Saturday, January 24, 2009

Slumdog Millionaire

Slumdog Millionaire might be 2008's most over-praised film, an honor I had thought I would bestow upon The Dark Knight. Audiences and critics seem to love Slumdog. I understand it to a point; it's a feel-good fantasy in an exotic setting about an orphan from a hellish slum who becomes rich and wins the girl of his dreams. I like fantasy, too - but not brutally dishonest fantasy.

Isn't any fantasy dishonest? Or any and every film, for that matter? Okay, but how far do you need to take this? Some films tell you up front that they are fantasies; Slumdog tries to have it both ways. It tries to be grounded in the reality of life in hell and make it flashy and sexy, too. It "corrects" the violence, filth and savage injustices of its characters' lives with coincidence, shallow characterization, all-conquering love and lies upon lies. I am not usually bothered when popular filmmakers use colorful Third World backdrops because they rarely ask us to take their tourism seriously (in The Incredible Hulk, for instance, or the Bourne and Bond films); also, I just don't give a shit about that kind of argument. But, alas, director Danny Boyle seems not to know that he is a tourist here, reminding me of the gullible travelers in his film's Taj Mahal sequence. Yep, it's a film set in India, made by a British director - and it has a Taj Mahal sequence. Of course it does.

To be fair, Boyle's Taj Mahal sequence is not without irony. I've tended to like his work in the past and had some hopes for this film, in spite of what its ad campaign suggested to me. The first half of the film is rather charming, too, when he's following the main character as a child. In spite of the horrors of their lives, children are resilient - to a point. It's just so bleeding unlikely that everything is going to work out so well, fall so neatly into place, for anyone as an adult, let alone someone who reaches adulthood under the circumstances depicted here, that the film just goes off the rails after a certain point.

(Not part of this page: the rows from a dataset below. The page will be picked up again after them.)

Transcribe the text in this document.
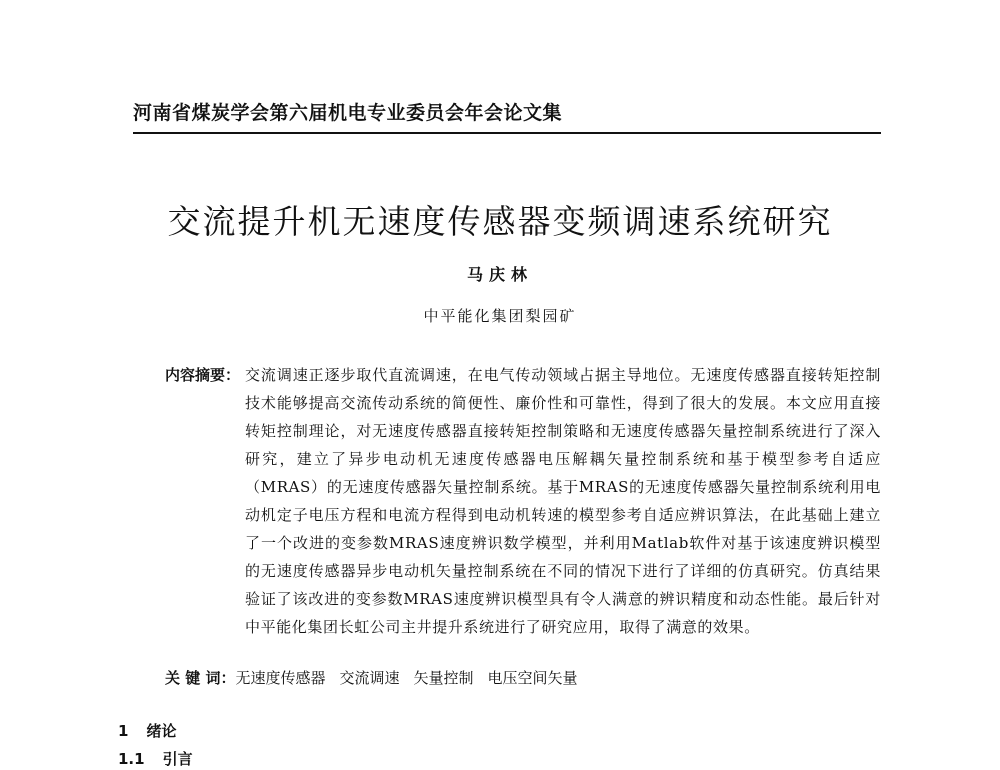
河南省煤炭学会第六届机电专业委员会年会论文集
交流提升机无速度传感器变频调速系统研究
马庆林
中平能化集团梨园矿
内容摘要： 交流调速正逐步取代直流调速，在电气传动领域占据主导地位。无速度传感器直接转矩控制技术能够提高交流传动系统的简便性、廉价性和可靠性，得到了很大的发展。本文应用直接转矩控制理论，对无速度传感器直接转矩控制策略和无速度传感器矢量控制系统进行了深入研究，建立了异步电动机无速度传感器电压解耦矢量控制系统和基于模型参考自适应（MRAS）的无速度传感器矢量控制系统。基于MRAS的无速度传感器矢量控制系统利用电动机定子电压方程和电流方程得到电动机转速的模型参考自适应辨识算法，在此基础上建立了一个改进的变参数MRAS速度辨识数学模型，并利用Matlab软件对基于该速度辨识模型的无速度传感器异步电动机矢量控制系统在不同的情况下进行了详细的仿真研究。仿真结果验证了该改进的变参数MRAS速度辨识模型具有令人满意的辨识精度和动态性能。最后针对中平能化集团长虹公司主井提升系统进行了研究应用，取得了满意的效果。
关 键 词：无速度传感器 交流调速 矢量控制 电压空间矢量
1 绪论
1.1 引言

That is to say, what had been a pleasant fantasy becomes an unpleasant, treacly fantasy that stops making sense even by its own rules. As one absurdity after another piles up, I start checking out.

As for the viewing experience, tonight we sat in the Alameda's balcony for the first time, which was a novel and extremely pleasant vantage. Sadly, in the row behind us was a pair of middle-aged women who seemed to mistake the gigantic, art deco theater for their own living room. They reacted audibly to each twist and turn of the film, including simple sounds and full sentences of advice for the characters, and they occasionally struck up conversation with each other. Perhaps my reaction to the film comes in part from the fact that I was distracted both by their noise and by what I might do about it.

I considered talking to them right in the middle of the film; I also went over several scenarios for talking to them after the film was over. In this situation, if I make it through the film without saying anything, there's about a 50% chance that I will say something afterwards. This time I said, "Ladies, a little too much talking during the movie." They flattened their faces at me and sort of subtly bent back and away. I continued, "This is not your living room."

By now, Kim had practically turned into a gas in her efforts to get out of there. We left.

Look, I don't crave that kind of confrontation. I don't love to embarrass my wife, or be a dick. But if you go to the movies, SHUT THE FUCK UP. Or don't go. Those are your options. If you are too stupid to understand that, you are too stupid to attend the movies.